JPE has an interesting post about how examiners are really trained… via the attorneys and agents who respond to our office actions. I don’t have quite as much to say on the matter as JPE does, but I figured I would contribute my little bit of experience to the discussion.
The first thing I want to address, however, is JPE’s suggestion that the burdens of the production system cause quality to go down. I’m not sure this is necessarily the case. To a large extent, it depends on the trainers we initially have and the feedback we get during the training process. For some students in the Academy, this is the most in-depth and detailed analysis of their Office Actions that they will ever receive from a supervisor. Other trainers really only look for formal matters and leave the “training” to the attorneys. Because lectures are addressed to students in all arts, we tend to learn the material in the abstract. While we were given some exercises specific to our arts, we have to learn to apply what we’ve learned through writing real Office Actions. So I’m not sure that its necessarily the production system per se that makes doing quality work difficult; it’s trying to figure out how to apply all this stuff to claims and limitations that are quite unlike what we’ve seen in lecture.
In general, I would say that students judge the quality of their actions (or lack thereof) by a few different standards:
- What does your trainer or TA say about it?
- What does the MPEP say about it? Alternatively, what did your trainer or TA tell you the MPEP says about it?
- Did applicant amend substantially, or did he just change a few words?
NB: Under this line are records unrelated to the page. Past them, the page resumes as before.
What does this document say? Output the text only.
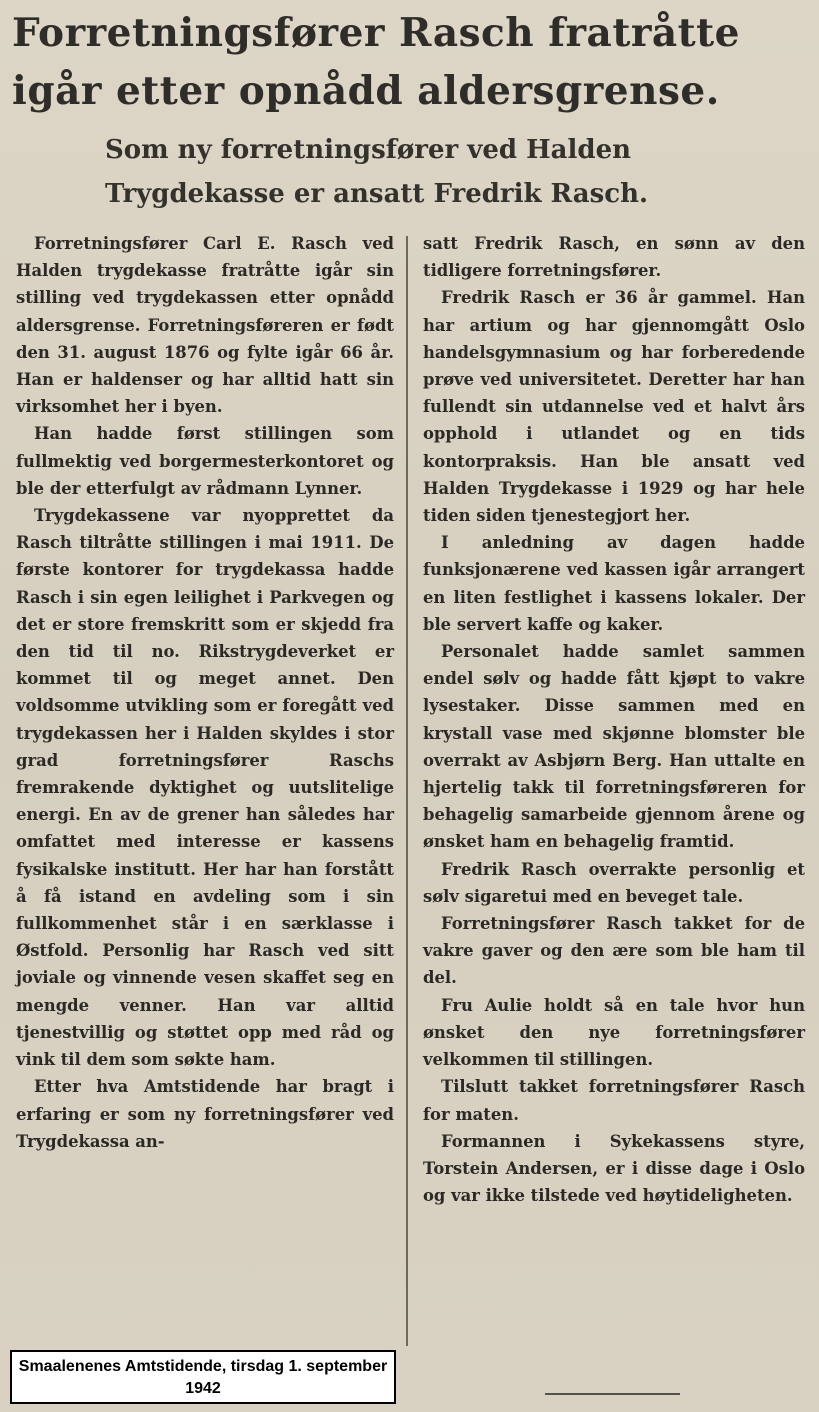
Forretningsfører Rasch fratråtte igår etter opnådd aldersgrense.
Som ny forretningsfører ved Halden Trygdekasse er ansatt Fredrik Rasch.

Forretningsfører Carl E. Rasch ved Halden trygdekasse fratråtte igår sin stilling ved trygdekassen etter opnådd aldersgrense. Forretningsføreren er født den 31. august 1876 og fylte igår 66 år. Han er haldenser og har alltid hatt sin virksomhet her i byen.

Han hadde først stillingen som fullmektig ved borgermesterkontoret og ble der etterfulgt av rådmann Lynner.

Trygdekassene var nyopprettet da Rasch tiltråtte stillingen i mai 1911. De første kontorer for trygdekassa hadde Rasch i sin egen leilighet i Parkvegen og det er store fremskritt som er skjedd fra den tid til no. Rikstrygdeverket er kommet til og meget annet. Den voldsomme utvikling som er foregått ved trygdekassen her i Halden skyldes i stor grad forretningsfører Raschs fremrakende dyktighet og uutslitelige energi. En av de grener han således har omfattet med interesse er kassens fysikalske institutt. Her har han forstått å få istand en avdeling som i sin fullkommenhet står i en særklasse i Østfold. Personlig har Rasch ved sitt joviale og vinnende vesen skaffet seg en mengde venner. Han var alltid tjenestvillig og støttet opp med råd og vink til dem som søkte ham.

Etter hva Amtstidende har bragt i erfaring er som ny forretningsfører ved Trygdekassa an-

satt Fredrik Rasch, en sønn av den tidligere forretningsfører.

Fredrik Rasch er 36 år gammel. Han har artium og har gjennomgått Oslo handelsgymnasium og har forberedende prøve ved universitetet. Deretter har han fullendt sin utdannelse ved et halvt års opphold i utlandet og en tids kontorpraksis. Han ble ansatt ved Halden Trygdekasse i 1929 og har hele tiden siden tjenestegjort her.

I anledning av dagen hadde funksjonærene ved kassen igår arrangert en liten festlighet i kassens lokaler. Der ble servert kaffe og kaker.

Personalet hadde samlet sammen endel sølv og hadde fått kjøpt to vakre lysestaker. Disse sammen med en krystall vase med skjønne blomster ble overrakt av Asbjørn Berg. Han uttalte en hjertelig takk til forretningsføreren for behagelig samarbeide gjennom årene og ønsket ham en behagelig framtid.

Fredrik Rasch overrakte personlig et sølv sigaretui med en beveget tale.

Forretningsfører Rasch takket for de vakre gaver og den ære som ble ham til del.

Fru Aulie holdt så en tale hvor hun ønsket den nye forretningsfører velkommen til stillingen.

Tilslutt takket forretningsfører Rasch for maten.

Formannen i Sykekassens styre, Torstein Andersen, er i disse dage i Oslo og var ikke tilstede ved høytideligheten.

Smaalenenes Amtstidende, tirsdag 1. september 1942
- What is the “tone” of the response?
I’ll just say a few words about the last one, tone. Some responses are very – shall we say – firm about the job the examiner has done. Many new examiners are easily worried by the arguments they receive from attorneys, and if the tone is harsh (even if complying with Rule 3), they question whether or not their actions are reasonable. But there’s a problem: the examiner in training will then take that application to someone else (trainer, TA, primary, SPE, etc) who may then tell the examiner that the attorney’s arguments are incorrect. If the other examiner’s analysis seems reasonable, the new examiner now feels as though he has been bullied. So now, he’s less likely to respond to that severe tone when he comes across it in the future.
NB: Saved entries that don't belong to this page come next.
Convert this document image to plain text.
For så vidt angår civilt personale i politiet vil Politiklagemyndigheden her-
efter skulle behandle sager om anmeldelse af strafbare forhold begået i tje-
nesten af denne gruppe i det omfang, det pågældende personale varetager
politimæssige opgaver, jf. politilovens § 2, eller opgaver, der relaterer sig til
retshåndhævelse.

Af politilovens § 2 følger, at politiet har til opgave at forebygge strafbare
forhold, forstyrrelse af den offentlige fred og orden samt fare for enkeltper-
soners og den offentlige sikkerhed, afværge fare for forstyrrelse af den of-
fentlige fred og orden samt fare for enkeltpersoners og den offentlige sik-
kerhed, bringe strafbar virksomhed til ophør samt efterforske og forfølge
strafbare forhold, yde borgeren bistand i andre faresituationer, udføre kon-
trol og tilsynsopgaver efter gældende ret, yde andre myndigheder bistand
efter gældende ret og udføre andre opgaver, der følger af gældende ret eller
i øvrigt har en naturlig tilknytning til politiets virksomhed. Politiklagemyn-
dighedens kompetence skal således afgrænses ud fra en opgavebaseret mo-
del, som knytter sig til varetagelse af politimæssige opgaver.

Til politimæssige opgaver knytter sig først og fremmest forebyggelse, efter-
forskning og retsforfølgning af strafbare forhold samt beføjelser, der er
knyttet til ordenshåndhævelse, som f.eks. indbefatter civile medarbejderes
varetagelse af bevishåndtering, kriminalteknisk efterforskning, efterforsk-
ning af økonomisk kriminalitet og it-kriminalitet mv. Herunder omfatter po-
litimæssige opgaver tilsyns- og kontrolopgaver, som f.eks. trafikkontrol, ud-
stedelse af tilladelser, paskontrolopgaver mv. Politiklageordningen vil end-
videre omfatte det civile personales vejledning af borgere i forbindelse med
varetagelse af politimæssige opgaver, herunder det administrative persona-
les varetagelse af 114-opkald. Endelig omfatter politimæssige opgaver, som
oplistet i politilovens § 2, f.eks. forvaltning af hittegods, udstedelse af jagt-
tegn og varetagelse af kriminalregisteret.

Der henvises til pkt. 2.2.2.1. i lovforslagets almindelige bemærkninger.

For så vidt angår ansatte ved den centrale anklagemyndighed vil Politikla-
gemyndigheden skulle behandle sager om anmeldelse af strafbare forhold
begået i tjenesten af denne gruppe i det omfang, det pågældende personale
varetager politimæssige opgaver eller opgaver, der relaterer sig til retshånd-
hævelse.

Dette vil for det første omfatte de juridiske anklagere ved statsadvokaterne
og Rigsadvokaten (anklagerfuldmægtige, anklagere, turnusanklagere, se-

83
Good examiners welcome good arguments, of course. It helps us to do our jobs better, and sometimes teaches us to never do something the way we did it before. Unnecessarily combative arguments can often have the reverse of the desired effect.
I don’t mean to imply that such replies are common or predominant. They represent a small percentage of the replies I receive. And while the right answer is to always treat each application on its merits, and to do the most legally correct job possible, it is also true that examiners are only human.
“…it is also true that examiners are only human.”
And it’s true that inventors, applicants and practitioners are too.
That is certainly true, and something to keep in mind during prosecution. Everyone has hopes and dreams, business interests and requirements to keep their jobs. And emotion and fallibility.
“The first thing I want to address, however, is JPE’s suggestion that the burdens of the production system cause quality to go down. I’m not sure this is necessarily the case.”
I hope you can still say that 3 years from now, but I bet you’ll think differently. I know my quality has dropped off with the added production requirement that came with my last promotion. I don’t want that to happen, but it does. The production system is really out of whack. If I take the time to do a thorough job on one tough case, it throws the whole bi-week off. The only way out is lots of voluntary overtime, or learn to cut corners. Most examiners do some of both.
I should clarify that I’m referring to students fresh out of the academy, not more senior people who have higher production requirements.